The CATH database is a hierarchical domain classification of protein structures in the Protein Data Bank (PDB, Berman et al. 2003). Only crystal structures solved to resolution better than 4.0 angstroms are considered, together with NMR structures. All non-proteins, models, and structures with greater than 30% “C-alpha only” are excluded from CATH. This filtering of the PDB is performed using the SIFT protocol (Michie et al., 1996). Protein structures are classified using a combination of automated and manual procedures. There are four major levels in this hierarchy: Class, Architecture, Topology (fold family) and Homologous superfamily (Orengo et al., 1997). Each level is described below, together with the methods used for defining domain boundaries and assigning structures to a specific family.
All the classification is performed on individual protein domains. To divide multidomain protein structures into their constituent domains, a combination of automatic and manual techniques are used. If a given protein chain has sufficiently high sequence identity and structural similarity (ie. 80% sequence identity, SSAP score >= 80) with a chain that has previously been chopped, the domain boundary assignment is performed automatically by inheriting the boundaries from the other chain (ChopClose). Otherwise, the domain boundaries are assigned manually, based on an analysis of results derived from a range of algorithms which include structure based methods (CATHEDRAL, SSAP, DETECTIVE (Swindells, 1995), PUU (Holm & Sander, 1994), DOMAK (Siddiqui and Barton, 1995)), sequence based methods (Profile HMMs) and relevant literature.
If a given domain has sufficiently high sequence and structural similarity (ie. 35% sequence identity, SSAP score >= 80) with a domain that has been previously classified in CATH, the classification is automatically inherited from the other domain. Otherwise, the domain is classified manually, based upon an analysis of the results derived primarily from a range of comparison algorithms CATHEDRAL, HMMs, SSAP scores and relevant literature.
Class, C-level Class is determined according to the secondary structure composition and packing within the structure. Three major classes are recognised; mainly-alpha, mainly-beta and alpha-beta. This last class (alpha-beta) includes both alternating alpha/beta structures and alpha+beta structures, as originally defined by Levitt and Chothia (1976). A fourth class is also identified which contains protein domains which have low secondary structure content.
This describes the overall shape of the domain structure as determined by the orientations of the secondary structures but ignores the connectivity between the secondary structures. It is currently assigned manually using a simple description of the secondary structure arrangement e.g. barrel or 3-layer sandwich. Reference is made to the literature for well-known architectures (e.g the beta-propellor or alpha four helix bundle).

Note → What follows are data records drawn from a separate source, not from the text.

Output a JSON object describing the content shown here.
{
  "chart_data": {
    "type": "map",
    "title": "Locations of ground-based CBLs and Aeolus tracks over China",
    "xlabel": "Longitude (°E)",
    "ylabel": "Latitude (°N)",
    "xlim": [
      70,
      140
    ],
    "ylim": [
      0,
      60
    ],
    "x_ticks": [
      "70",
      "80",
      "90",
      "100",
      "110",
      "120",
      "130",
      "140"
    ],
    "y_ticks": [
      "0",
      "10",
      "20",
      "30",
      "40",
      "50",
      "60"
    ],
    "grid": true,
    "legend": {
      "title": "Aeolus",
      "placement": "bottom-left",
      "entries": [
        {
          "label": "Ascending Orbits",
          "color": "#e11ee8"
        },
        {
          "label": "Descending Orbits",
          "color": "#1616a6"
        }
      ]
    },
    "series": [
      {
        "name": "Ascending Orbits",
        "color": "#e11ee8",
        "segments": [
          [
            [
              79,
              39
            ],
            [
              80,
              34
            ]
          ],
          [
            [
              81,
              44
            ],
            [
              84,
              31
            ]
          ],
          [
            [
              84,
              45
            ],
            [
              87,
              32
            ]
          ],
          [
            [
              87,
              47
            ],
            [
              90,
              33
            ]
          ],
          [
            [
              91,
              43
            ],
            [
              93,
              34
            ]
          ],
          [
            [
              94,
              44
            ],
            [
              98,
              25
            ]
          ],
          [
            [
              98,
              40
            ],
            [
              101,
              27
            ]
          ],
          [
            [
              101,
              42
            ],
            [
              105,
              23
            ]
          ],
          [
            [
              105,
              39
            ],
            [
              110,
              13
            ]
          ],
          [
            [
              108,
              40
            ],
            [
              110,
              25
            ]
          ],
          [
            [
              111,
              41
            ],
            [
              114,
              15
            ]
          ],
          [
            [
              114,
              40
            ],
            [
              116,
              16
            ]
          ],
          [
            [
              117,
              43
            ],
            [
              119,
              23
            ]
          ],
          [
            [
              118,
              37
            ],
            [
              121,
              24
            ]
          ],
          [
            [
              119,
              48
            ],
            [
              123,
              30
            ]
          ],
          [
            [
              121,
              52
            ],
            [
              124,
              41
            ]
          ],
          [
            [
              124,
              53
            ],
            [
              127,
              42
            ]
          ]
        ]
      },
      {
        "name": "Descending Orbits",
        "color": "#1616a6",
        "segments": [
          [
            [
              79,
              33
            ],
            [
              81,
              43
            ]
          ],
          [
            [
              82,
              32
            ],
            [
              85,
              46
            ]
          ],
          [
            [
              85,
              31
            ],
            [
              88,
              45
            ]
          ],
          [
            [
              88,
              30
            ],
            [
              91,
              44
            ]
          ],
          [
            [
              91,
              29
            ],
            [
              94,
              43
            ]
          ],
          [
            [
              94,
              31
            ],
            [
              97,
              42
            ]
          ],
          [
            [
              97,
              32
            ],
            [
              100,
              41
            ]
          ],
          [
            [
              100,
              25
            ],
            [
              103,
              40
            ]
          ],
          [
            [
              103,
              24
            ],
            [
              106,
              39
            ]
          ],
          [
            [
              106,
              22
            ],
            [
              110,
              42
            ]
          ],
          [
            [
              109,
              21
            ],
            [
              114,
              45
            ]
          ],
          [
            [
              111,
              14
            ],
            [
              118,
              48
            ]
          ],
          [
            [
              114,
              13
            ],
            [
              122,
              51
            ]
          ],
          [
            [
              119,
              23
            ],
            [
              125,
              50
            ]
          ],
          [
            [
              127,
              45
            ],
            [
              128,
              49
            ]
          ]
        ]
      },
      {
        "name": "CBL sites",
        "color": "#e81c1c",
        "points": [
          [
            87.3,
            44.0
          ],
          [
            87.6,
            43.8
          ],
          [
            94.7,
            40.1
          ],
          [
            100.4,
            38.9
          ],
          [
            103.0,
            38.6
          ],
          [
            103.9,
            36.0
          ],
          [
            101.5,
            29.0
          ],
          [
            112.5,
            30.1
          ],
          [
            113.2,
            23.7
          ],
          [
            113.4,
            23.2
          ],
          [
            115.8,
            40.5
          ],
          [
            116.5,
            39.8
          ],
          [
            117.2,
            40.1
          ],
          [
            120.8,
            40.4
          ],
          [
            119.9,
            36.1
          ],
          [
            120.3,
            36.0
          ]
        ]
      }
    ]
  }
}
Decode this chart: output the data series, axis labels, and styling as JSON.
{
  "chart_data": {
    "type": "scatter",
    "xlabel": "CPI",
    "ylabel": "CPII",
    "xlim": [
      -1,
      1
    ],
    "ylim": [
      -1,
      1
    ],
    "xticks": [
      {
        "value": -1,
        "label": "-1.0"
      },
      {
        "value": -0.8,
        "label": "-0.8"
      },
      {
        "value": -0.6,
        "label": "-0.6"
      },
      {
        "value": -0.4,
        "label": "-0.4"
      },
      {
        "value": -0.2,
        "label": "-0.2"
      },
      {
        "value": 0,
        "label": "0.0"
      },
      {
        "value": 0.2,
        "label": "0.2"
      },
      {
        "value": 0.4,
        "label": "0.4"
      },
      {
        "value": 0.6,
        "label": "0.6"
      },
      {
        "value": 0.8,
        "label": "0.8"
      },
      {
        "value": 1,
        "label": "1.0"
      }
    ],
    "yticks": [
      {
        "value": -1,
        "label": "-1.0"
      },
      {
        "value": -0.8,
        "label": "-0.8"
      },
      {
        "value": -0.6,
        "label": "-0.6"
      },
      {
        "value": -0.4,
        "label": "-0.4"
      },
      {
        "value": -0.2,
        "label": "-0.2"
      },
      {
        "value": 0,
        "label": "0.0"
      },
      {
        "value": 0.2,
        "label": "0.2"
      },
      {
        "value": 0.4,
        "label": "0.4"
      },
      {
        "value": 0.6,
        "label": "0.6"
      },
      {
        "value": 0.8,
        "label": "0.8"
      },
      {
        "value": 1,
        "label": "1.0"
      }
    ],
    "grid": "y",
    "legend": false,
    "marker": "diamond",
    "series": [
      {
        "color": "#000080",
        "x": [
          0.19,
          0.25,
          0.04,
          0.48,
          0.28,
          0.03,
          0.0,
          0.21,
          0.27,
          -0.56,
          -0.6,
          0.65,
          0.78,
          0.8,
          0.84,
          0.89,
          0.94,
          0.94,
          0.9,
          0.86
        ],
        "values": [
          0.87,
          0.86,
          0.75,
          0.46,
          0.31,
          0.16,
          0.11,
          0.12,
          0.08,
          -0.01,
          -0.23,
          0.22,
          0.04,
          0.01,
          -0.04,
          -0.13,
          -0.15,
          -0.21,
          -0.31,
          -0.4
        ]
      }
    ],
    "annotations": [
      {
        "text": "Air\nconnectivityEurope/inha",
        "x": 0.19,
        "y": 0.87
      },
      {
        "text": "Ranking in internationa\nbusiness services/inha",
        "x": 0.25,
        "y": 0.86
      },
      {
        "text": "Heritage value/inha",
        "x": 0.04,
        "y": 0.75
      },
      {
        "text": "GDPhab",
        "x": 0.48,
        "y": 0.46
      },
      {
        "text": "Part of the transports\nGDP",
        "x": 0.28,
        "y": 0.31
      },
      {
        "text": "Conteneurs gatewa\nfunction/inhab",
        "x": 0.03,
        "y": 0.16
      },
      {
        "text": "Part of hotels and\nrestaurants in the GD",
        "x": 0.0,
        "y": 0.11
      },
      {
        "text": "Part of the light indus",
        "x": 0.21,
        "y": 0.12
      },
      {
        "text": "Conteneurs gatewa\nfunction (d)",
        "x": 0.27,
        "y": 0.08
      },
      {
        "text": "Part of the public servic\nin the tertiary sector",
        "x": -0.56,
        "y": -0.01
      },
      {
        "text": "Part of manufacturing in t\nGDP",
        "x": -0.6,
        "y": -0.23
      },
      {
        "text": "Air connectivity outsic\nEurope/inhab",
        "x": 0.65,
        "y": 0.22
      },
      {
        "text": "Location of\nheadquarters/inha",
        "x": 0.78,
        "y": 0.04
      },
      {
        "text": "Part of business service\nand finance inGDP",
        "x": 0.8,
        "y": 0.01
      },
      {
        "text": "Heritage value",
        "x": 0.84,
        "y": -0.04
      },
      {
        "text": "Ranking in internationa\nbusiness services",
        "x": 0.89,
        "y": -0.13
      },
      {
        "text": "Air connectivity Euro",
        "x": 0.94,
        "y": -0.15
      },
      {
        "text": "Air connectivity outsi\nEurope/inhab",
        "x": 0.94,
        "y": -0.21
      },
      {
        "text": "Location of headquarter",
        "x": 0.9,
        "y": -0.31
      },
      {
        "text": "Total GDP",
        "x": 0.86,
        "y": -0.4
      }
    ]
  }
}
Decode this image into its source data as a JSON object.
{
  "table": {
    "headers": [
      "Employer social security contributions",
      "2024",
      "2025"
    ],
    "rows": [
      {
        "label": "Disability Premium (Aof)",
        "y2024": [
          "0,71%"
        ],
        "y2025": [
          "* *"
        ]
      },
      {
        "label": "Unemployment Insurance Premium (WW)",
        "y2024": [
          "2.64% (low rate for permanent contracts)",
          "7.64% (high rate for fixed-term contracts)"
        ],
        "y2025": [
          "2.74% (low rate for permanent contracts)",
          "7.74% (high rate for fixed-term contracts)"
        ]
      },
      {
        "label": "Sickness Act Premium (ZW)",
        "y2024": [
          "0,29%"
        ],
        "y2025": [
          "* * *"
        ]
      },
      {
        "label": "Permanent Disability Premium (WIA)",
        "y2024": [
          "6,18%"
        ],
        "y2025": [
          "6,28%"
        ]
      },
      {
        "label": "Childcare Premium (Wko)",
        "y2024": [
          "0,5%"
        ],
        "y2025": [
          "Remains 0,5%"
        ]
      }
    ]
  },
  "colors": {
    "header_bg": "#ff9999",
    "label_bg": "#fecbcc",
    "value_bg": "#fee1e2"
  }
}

Topology (Fold family), T-level
Structures are grouped according to whether they share the same topology or fold in the core of the domain, that is, if they share the same overall shape and connectivity of the secondary structures in the domain core. Domains in the same fold group may have different structural decorations to the common core.
Some fold groups are very highly populated (Orengo et al. 1994); Orengo & Thornton, 2005) particularly within the mainly-beta 2-layer sandwich architectures and the alpha-beta 3-layer sandwich architectures.
Homologous Superfamily, H-level
This level groups together protein domains which are thought to share a common ancestor and can therefore be described as homologous. Similarities are identified either by high sequence identity or structure comparison using SSAP. Structures are clustered into the same homologous superfamily if they satisfy one of the following criteria:
Sequence Family Levels: (S,O,L,I,D)
Domains within each H-level are subclustered into sequence families using multi-linkage clustering at the following levels:
Level | Sequence Identity | Overlap |
---|---|---|
S | 35% | 80% |
O | 60% | 80% |
L | 95% | 80% |
I | 100% | 80% |
The D-level acts as a counter within each S100 family and is appended to the classification hierarchy to ensure that every domain in CATH has a unique CATHSOLID classification. The sequence identity and overlap used for clustering are obtained from an implementation of the Needleman-Wunsch algorithm (Needleman & Wunsch, 1970) using a gap penalty of 3. The percentage sequence identity is calculated as (100 * Number Of Identical Residues/Length Of The Shortest Sequence) and the percentage overlap is calculated as (100 * Number Of Aligned Residues/Length Of The Longest Sequence).